No me extrañó que me dijeran que lo tenía esperándome, porque le había enviado una carta muy dura. Me gusta confiarme a mi primera impresión así que no me extrañó ver la malicia en sus ojos y en los de su madre anciana cuando entré en la sala de juntas. Me puse en guardia. El hombre adeudaba cinco meses de renta a mi cliente. Enarboló la carta delante de mi cara como si fueran las noventa y cinco tesis de
Lutero; decía estar indignado con las infamias que ahí se decían.
He pagado hasta la última peseta, rugió.
Demuéstremelo, le dije sin perder la paciencia.
Y comenzó a revolver papeles. Me bastaron cinco minutos para estar harto de aguantarles así que así que crucé los brazos y me recosté en la silla. Comencé a estar incómodo. La mesa se llenó de papelotes: recibos de renta, ingresos de la basura, gastos de pequeñas reparaciones, facturas de
Vodafone, pagos de no sé qué… Pero los cinco meses que debía no aparecían por ningún sitio. A los diez minutos dejé las manos encima de la mesa y gruñí: no dejo de tener la sensación de que me toma por tonto y pretende tomarme el pelo así que seré muy claro, o paga en cinco días o le echo de la casa en menos de un mes.

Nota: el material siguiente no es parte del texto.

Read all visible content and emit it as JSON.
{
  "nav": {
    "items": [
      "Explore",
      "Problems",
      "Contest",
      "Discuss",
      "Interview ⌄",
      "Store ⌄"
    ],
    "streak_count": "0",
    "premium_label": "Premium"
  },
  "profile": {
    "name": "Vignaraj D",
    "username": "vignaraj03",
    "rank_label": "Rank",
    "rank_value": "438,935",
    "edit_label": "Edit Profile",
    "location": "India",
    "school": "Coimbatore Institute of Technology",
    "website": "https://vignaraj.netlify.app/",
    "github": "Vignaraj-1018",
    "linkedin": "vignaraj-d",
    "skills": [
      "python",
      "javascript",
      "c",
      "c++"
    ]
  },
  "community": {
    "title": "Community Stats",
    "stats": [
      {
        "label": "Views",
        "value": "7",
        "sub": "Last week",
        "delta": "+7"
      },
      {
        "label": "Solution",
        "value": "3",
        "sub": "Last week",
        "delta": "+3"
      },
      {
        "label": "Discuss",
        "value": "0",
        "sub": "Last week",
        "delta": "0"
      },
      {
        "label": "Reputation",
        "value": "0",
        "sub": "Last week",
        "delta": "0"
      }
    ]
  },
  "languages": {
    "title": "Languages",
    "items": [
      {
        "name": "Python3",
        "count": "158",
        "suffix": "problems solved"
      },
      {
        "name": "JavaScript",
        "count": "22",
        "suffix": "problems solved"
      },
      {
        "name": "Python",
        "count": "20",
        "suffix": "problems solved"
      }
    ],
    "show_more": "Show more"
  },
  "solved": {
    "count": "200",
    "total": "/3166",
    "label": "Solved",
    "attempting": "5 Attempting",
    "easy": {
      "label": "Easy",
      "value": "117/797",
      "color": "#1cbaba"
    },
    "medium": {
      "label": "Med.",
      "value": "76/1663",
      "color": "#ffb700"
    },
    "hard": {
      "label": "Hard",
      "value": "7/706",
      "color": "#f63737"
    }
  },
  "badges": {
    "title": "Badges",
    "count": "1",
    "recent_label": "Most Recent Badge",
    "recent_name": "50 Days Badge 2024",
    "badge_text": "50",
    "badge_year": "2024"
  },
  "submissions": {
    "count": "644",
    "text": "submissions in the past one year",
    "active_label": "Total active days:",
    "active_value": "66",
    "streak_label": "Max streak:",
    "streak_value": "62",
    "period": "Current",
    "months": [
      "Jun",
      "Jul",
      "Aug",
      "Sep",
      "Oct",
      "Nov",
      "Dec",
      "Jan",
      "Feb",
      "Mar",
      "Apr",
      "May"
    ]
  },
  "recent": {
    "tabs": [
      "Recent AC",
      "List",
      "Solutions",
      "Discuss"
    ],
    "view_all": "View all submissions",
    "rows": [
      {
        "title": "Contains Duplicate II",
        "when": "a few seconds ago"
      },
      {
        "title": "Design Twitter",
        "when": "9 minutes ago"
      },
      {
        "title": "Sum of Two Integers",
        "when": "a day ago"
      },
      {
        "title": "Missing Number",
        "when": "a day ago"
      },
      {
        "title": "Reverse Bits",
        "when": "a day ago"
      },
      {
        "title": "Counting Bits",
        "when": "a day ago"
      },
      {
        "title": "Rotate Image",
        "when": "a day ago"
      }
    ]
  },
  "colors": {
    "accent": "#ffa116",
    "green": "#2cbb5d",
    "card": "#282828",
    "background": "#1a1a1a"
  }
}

No se asustó demasiado, quizá porque conocía que los engranajes de la justicia funcionan como siempre. Total, que se fueron como habían venido, indignados, incomprendidos y deudores.
El jueves nos vimos de nuevo en el pasillo del juzgado. Nunca fue tan fácil un juicio: el hombre, acompañado por la sombra eterna de su madre, reconoció que no había pagado, que debía ocho meses de renta y los recibos de la basura. Y que ya había dejado la vivienda y me traía las llaves.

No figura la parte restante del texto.